Autoradiography of "oval cells" appearing rapidly in the livers of rats fed N-2-fluorenylacetamide in a choline devoid diet.


Autoradiographic analysis of liver sections from rats fed the hepatocarcinogen N-2-fluorenylacetamide (FAA) in a choline devoid (CD) diet suggests that proliferating small "oval" cells arise from a few small portally-situated cells, and spread rapidly across the entire liver lobule. Small cells with detectable grains are first located where liver plates meet the portal areas. This cell type gradually increases in number over a 10-12 day period, then proliferates rapidly. After 28 days, microscopic nodules consisting of heavily labeled large eosinophilic cells appear, whereas residual hepatocytes are not labeled.

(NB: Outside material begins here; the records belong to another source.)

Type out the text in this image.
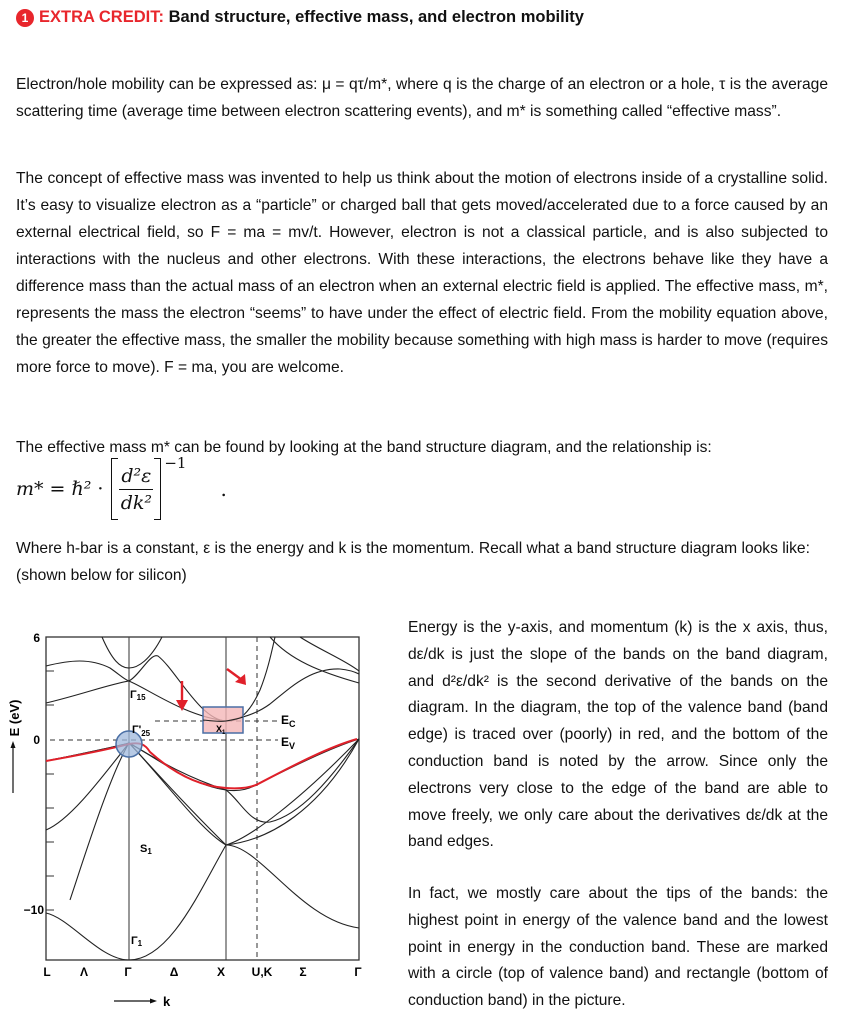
1 EXTRA CREDIT:
Band structure, effective mass, and electron mobility

Electron/hole mobility can be expressed as: μ = qτ/m*, where q is the charge of an electron or a hole, τ is the average scattering time (average time between electron scattering events), and m* is something called “effective mass”.

The concept of effective mass was invented to help us think about the motion of electrons inside of a crystalline solid. It’s easy to visualize electron as a “particle” or charged ball that gets moved/accelerated due to a force caused by an external electrical field, so F = ma = mv/t. However, electron is not a classical particle, and is also subjected to interactions with the nucleus and other electrons. With these interactions, the electrons behave like they have a difference mass than the actual mass of an electron when an external electric field is applied. The effective mass, m*, represents the mass the electron “seems” to have under the effect of electric field. From the mobility equation above, the greater the effective mass, the smaller the mobility because something with high mass is harder to move (requires more force to move). F = ma, you are welcome.

The effective mass m* can be found by looking at the band structure diagram, and the relationship is:

m* = ℏ² · $\frac{\text{d²ε}}{\text{dk²}}$
−1
.

Where h-bar is a constant, ε is the energy and k is the momentum. Recall what a band structure diagram looks like: (shown below for silicon)

E (eV)
6
0
−10
Γ15
$\Gamma'_{25}$	$X_1$
$E_C$
$E_V$
S1
Γ1
L Λ	Γ	Δ	X U,K Σ	Γ
k

Energy is the y-axis, and momentum (k) is the x axis, thus, dε/dk is just the slope of the bands on the band diagram, and d²ε/dk² is the second derivative of the bands on the diagram. In the diagram, the top of the valence band (band edge) is traced over (poorly) in red, and the bottom of the conduction band is noted by the arrow. Since only the electrons very close to the edge of the band are able to move freely, we only care about the derivatives dε/dk at the band edges.

In fact, we mostly care about the tips of the bands: the highest point in energy of the valence band and the lowest point in energy in the conduction band. These are marked with a circle (top of valence band) and rectangle (bottom of conduction band) in the picture.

Combined immunofluorescent and autoradiographic labeling studies reveal that many of the small cells contain AFP; approximately half of the alpha-fetoprotein-containing cells are labeled with [3H]thymidine (dT). Feeding CD-FAA diets to rats with hepatocytes prelabeled with [3H]dT after 70% hepatectomy 7 weeks earlier provides data which suggest that small "oval" cells do not arise from prelabeled hepatocytes but, instead, infiltrate the prelabeled hepatocytes during the diet induced proliferative phase. We conclude that "oval" cells arise from a small number of portal cells, not from hepatocytes. Exact identification of the oval cell precursor is not possible, but it could be a "stem" cell. Although hepatocyte-like properties are found in small cells (e.g., albumin staining), there is no evidence that they differentiate into normally functioning hepatocytes.